Letting Tools Do Some of the Thinking

Chloe is also trying to remove pressure from daily decisions. HyperJar helps users divide money into visual 'pots' for different spending areas.

Plum can automatically move small amounts into savings without manual effort. Snoop tracks spending patterns in the background and highlights where money is going. These tools do not replace discipline. But they reduce the number of decisions Chloe has to make in real time, which is often where things go wrong.

Support That Is Designed for Situations Like This

Chloe is also being encouraged to seek structured debt support rather than managing it alone. StepChange and National Debtline both offer free, confidential advice and can help people set up repayment plans with creditors.
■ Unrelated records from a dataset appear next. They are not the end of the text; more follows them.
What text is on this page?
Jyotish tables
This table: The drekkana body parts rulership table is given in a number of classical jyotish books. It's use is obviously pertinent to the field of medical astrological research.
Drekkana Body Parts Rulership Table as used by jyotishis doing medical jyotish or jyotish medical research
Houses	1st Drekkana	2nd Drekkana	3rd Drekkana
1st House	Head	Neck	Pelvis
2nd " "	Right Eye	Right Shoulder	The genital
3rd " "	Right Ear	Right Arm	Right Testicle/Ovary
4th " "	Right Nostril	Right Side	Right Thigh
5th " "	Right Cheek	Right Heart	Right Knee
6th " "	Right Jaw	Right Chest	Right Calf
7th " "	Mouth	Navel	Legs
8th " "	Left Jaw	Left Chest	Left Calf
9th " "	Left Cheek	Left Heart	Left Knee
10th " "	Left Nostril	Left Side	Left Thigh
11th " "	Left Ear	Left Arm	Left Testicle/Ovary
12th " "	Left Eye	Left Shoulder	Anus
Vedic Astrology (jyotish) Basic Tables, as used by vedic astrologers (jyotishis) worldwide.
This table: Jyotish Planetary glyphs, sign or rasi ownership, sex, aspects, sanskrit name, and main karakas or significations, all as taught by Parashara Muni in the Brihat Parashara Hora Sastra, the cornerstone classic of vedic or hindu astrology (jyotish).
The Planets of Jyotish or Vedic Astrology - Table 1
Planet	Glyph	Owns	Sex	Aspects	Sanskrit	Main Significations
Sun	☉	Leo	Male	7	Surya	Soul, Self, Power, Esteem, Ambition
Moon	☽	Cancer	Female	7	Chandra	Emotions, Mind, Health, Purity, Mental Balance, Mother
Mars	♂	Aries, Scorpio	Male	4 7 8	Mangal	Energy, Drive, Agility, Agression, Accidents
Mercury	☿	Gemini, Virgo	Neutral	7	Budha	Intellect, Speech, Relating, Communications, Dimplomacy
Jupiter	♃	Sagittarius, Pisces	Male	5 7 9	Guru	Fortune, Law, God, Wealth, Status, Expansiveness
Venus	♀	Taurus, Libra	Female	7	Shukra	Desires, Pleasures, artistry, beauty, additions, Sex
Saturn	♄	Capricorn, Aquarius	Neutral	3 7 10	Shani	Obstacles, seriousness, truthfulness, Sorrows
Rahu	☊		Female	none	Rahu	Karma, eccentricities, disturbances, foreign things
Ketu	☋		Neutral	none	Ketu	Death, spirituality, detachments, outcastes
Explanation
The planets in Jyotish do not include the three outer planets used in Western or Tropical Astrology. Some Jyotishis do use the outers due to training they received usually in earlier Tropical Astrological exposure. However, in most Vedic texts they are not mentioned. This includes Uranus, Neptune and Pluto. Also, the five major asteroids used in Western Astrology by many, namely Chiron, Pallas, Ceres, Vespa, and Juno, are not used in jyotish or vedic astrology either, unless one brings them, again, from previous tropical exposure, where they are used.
StepChange research highlights that many neurodivergent people face barriers in managing debt, including overwhelm, difficulty tracking multiple accounts, and communication challenges with creditors. The organisations stress that support systems need to adapt to different ways of thinking and processing information. For Chloe, that feels important. Not as a label. But as a way of making progress possible.

Chloe does not expect an overnight fix. Her progress is smaller and more practical. One cleared card. One avoided impulse purchase. One day she waited instead of buying immediately. These changes are not dramatic. But they are visible. And for the first time in a long time, her debt is not just staying the same. It is starting, slowly, to move in the right direction.